90' Enquêtes - Emploi, logement, surendettement : enquête sur la France de la précarité diffusé en avril 2009 sur AB3. Compilation de plusieurs reportages inédit sur la précarité, le chômage, le surendettement, la prostitution des étudiantes, la discrimination à l'embauche en France.
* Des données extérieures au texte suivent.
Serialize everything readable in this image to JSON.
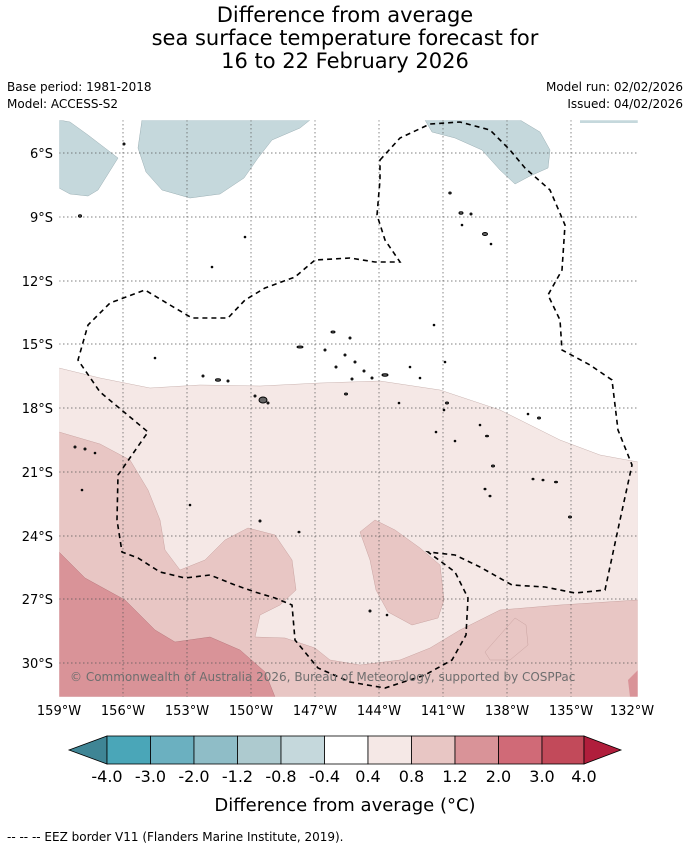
{
  "header": {
    "title_lines": [
      "Difference from average",
      "sea surface temperature forecast for",
      "16 to 22 February 2026"
    ],
    "base_period": "Base period: 1981-2018",
    "model": "Model: ACCESS-S2",
    "model_run": "Model run: 02/02/2026",
    "issued": "Issued: 04/02/2026"
  },
  "map": {
    "lat_ticks": [
      "6°S",
      "9°S",
      "12°S",
      "15°S",
      "18°S",
      "21°S",
      "24°S",
      "27°S",
      "30°S"
    ],
    "lon_ticks": [
      "159°W",
      "156°W",
      "153°W",
      "150°W",
      "147°W",
      "144°W",
      "141°W",
      "138°W",
      "135°W",
      "132°W"
    ],
    "copyright": "© Commonwealth of Australia 2026, Bureau of Meteorology, supported by COSPPac",
    "colors": {
      "cool_light": "#c5d8dc",
      "neutral": "#ffffff",
      "warm_1": "#f5e8e6",
      "warm_2": "#e8c6c4",
      "warm_3": "#d99398"
    }
  },
  "colorbar": {
    "colors": [
      "#3f8595",
      "#4aa6b8",
      "#6bb0c0",
      "#8fbdc7",
      "#adcacf",
      "#c5d8dc",
      "#ffffff",
      "#f5e8e6",
      "#e8c6c4",
      "#d99398",
      "#d06a77",
      "#c24a5a",
      "#b01e3c"
    ],
    "labels": [
      "-4.0",
      "-3.0",
      "-2.0",
      "-1.2",
      "-0.8",
      "-0.4",
      "0.4",
      "0.8",
      "1.2",
      "2.0",
      "3.0",
      "4.0"
    ],
    "title": "Difference from average (°C)"
  },
  "footer": {
    "legend": "--  --  -- EEZ border V11 (Flanders Marine Institute, 2019)."
  }
}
- Sujet 1 : "Logement et pouvoir d'achat, enquête sur les nouveaux visages de la précarité." Aujourd'hui, en France, la précarité concerne de plus en plus de monde. Se loger, travailler, se nourrir : autant de préoccupations sources d'inquiétudes pour beaucoup de Français. Ainsi, une personne sur huit vit actuellement sous le seuil de pauvreté, avec moins de 810 euros par mois. Enquête réalisée par Corinne LANGLOIS - 2008.

 

Sujet 2 : "Comment sortir du surendettement?" Face à la baisse du pouvoir d'achat, de plus en plus de Français peinent à rembourser leurs dettes. Alors qu'ils additionnent plusieurs crédits (maison, voiture, consommation...)beaucoup de français se retrouvent confronter à l'enfer du surendettement. Seul espoir alors : bénéficier de la procédure de rétablissement personnel (PRP) instaurée en 2003 par la loi Borloo. L'année dernière, 180 000 familles ont déposé un dossier de surendettement à la Banque de France pour tenter de refaire surface. Corinne Langlois a suivi pendant plusieurs mois des familles surendettées. Enquête réalisée par Corinne LANGLOIS (2008).

 

- Sujet 3 : "Logement, emploi, pouvoir d'achat : Comment les jeunes essaient-ils de s'en sortir?" Stagiaires exploités, loyers trop chers, marché de l'emploi bloqué : la crise plonge les plus jeunes dans la galère. Aujourd'hui en France, un étudiant sur cinq doit abandonner ses études pour des raisons financières et 100 000 jeunes vivent sous le seuil de pauvreté.
Qui sont ces jeunes qui subissent un système dont ils sont pourtant censés incarner l'avenir ? Comment s'en sortent-ils ? Christophe Pallée et Matthias Favron ont enquêté (2008).